Microsoft Research to ship Kinected Browser JavaScript library for Kinect-enabled websites

Kinected Browser JavaScript library

Dan Liebling and Meredith R. Morris from Microsoft Research will be presenting today at the 2012 ACM International Conference on Interactive Tabletops and Surfaces about their project “Kinected Browser: Depth Camera Interaction for the Web“, a toolkit which enables web developers to detect Kinect gestures and speech using a simple JavaScript library.

With the introduction of Kinect for Windows earlier this year and the increasing adoption of HTML5 and CSS3 browsers which support rich multi-touch events, Dan and Meredith saw an opportunity to expand the developer reach of the Kinect SDK beyond its C# and C++ roots.

Depth-camera based gestures can facilitate interaction with the Web on keyboard-and-mouse-free and/or multi-user technologies, such as large display walls or TV sets. We present a toolkit for bringing such gesture affordances into modern Web browsers using existing Web programming methods. Our framework is designed to enable Web programmers to incrementally add this capability with minimum effort by leveraging Web standard DOM structures and event models.

The team recognizes some existing work by the community of Kinect and browser integrations: Swimbrowser, an app that uses Kinect to “swim” around websites but does not offer any developer endpoints, and DepthJS, a Safari and Chrome plugin that exposes a similar JavaScript library with more focus on high-level gestures.

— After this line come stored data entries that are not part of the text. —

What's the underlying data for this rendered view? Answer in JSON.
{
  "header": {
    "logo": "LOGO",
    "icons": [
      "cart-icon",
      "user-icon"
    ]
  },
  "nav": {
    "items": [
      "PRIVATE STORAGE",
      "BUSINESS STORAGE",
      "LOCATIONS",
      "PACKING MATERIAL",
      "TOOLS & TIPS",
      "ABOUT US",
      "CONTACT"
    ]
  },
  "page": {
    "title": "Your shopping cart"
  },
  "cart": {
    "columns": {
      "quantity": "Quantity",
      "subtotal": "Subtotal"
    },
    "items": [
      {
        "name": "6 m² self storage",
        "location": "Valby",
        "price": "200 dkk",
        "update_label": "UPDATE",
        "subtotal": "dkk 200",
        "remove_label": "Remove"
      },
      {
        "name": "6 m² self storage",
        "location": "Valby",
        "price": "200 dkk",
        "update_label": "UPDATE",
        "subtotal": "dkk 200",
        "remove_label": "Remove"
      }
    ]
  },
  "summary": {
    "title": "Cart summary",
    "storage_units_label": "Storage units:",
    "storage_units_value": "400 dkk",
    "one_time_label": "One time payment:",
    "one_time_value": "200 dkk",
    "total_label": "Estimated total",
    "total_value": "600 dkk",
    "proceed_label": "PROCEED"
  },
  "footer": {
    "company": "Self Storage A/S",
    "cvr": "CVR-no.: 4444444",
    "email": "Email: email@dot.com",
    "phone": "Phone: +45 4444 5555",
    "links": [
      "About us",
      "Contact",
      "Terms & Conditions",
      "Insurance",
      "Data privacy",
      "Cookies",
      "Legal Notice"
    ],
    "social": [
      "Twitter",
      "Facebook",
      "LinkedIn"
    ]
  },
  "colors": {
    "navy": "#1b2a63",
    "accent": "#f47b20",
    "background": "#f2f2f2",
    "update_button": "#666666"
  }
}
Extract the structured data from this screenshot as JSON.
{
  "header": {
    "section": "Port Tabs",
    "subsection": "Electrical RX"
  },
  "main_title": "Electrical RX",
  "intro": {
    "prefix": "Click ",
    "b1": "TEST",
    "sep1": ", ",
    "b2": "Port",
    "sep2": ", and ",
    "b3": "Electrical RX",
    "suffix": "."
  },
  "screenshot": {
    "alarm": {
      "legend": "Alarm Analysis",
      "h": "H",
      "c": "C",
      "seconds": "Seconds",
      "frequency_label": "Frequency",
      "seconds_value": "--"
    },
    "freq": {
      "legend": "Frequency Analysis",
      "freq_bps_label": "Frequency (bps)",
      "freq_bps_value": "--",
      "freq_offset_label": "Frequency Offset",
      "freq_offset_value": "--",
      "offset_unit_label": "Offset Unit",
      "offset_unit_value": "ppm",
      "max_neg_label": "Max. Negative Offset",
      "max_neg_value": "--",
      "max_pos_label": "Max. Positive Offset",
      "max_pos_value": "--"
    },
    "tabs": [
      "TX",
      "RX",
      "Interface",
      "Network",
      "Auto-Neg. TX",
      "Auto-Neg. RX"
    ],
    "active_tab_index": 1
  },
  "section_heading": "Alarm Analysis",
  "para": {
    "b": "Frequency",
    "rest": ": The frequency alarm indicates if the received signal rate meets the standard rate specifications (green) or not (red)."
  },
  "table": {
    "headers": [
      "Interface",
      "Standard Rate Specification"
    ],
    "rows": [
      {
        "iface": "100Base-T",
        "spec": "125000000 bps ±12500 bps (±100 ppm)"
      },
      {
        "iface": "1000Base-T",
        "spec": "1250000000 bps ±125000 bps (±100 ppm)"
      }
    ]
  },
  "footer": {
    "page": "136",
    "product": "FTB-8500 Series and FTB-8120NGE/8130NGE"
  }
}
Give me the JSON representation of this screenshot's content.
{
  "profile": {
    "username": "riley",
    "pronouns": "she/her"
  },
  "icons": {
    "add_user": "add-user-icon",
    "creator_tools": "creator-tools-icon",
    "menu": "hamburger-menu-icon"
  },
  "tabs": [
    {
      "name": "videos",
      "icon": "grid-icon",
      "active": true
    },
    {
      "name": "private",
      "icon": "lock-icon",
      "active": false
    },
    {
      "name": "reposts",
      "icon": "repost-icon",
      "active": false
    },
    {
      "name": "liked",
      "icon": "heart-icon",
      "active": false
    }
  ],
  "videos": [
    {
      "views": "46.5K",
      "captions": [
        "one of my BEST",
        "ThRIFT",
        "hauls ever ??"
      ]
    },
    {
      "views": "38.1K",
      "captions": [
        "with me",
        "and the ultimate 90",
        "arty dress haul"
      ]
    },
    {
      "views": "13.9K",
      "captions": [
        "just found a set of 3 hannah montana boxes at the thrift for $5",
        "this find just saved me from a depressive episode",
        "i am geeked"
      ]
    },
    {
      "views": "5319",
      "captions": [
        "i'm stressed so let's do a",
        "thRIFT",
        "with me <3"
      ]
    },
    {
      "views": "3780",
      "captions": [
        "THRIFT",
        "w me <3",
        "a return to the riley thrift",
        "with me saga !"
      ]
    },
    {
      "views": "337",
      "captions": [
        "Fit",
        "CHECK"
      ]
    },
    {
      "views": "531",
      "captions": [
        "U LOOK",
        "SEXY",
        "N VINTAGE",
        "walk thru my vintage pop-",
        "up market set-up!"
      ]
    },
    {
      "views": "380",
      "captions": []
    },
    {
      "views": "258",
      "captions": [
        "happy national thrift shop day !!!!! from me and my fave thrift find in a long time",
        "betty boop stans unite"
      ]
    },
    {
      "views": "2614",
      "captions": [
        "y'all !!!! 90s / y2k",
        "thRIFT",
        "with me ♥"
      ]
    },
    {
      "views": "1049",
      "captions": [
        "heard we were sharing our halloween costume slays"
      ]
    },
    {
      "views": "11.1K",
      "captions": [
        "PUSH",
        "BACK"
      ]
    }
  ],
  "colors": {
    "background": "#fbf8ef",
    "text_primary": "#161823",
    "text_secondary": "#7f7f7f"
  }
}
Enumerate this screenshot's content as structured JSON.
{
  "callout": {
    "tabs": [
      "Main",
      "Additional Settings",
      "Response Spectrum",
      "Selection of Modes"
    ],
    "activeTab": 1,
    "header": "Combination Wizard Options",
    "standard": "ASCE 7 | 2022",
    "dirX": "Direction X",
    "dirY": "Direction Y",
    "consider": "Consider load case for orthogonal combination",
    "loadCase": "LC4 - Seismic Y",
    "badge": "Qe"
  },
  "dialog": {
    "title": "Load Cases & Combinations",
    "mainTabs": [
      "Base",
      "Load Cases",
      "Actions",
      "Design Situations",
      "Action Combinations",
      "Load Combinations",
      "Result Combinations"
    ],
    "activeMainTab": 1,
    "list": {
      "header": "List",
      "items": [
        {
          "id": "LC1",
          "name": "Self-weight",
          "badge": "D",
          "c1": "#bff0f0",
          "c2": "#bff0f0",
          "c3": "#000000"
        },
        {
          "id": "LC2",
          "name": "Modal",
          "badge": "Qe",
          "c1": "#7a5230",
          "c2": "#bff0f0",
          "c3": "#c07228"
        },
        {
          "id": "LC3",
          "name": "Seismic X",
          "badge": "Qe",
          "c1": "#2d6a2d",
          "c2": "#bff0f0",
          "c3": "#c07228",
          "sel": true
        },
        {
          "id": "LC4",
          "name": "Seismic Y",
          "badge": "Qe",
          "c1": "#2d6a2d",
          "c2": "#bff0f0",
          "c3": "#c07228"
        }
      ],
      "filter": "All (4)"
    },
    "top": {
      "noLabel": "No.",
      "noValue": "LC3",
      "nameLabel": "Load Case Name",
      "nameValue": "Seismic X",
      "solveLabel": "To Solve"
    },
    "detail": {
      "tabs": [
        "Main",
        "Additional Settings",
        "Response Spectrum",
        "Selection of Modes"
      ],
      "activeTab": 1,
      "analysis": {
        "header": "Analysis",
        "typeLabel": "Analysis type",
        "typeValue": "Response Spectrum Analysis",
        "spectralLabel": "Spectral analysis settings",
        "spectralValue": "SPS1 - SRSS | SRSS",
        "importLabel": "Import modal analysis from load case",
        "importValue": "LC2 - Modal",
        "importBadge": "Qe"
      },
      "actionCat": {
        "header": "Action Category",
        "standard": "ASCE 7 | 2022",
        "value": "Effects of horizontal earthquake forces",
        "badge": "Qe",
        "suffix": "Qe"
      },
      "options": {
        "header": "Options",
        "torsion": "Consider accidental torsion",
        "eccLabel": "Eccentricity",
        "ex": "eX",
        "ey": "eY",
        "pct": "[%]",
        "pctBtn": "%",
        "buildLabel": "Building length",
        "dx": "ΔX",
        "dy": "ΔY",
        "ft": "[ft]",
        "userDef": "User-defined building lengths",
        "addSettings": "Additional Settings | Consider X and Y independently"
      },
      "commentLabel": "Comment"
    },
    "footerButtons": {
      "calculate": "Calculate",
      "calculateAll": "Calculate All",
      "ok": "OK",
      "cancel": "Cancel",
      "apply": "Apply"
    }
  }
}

In contrast to these, Kinected Browser is a low-level approach that only exposes raw sensor (RGB and depth) data. It works by two components, a browser plugin that talks directly Kinect C++ SDK and a JavaScript library which a web developer can include and redistribute on the page. In the future, the browser plugin can also be abstracted to work with a number of depth camera systems.

The benefits of this “versatile” approach is that they support many more exciting scenarios such as a “Web applications using depth data, e.g., to scan physical artifacts and input them into 3D printing services” or even multi-user interactions on a single website enabled by facial recognition and skeleton tracking.

Compared to Xbox game titles or apps, distributing and promoting a website is much easier. It would be fascinating to see if websites becomes a popular platform for new Kinect hacks and games.

The Kinected Browser library should be available for download from the Microsoft Research project site later today.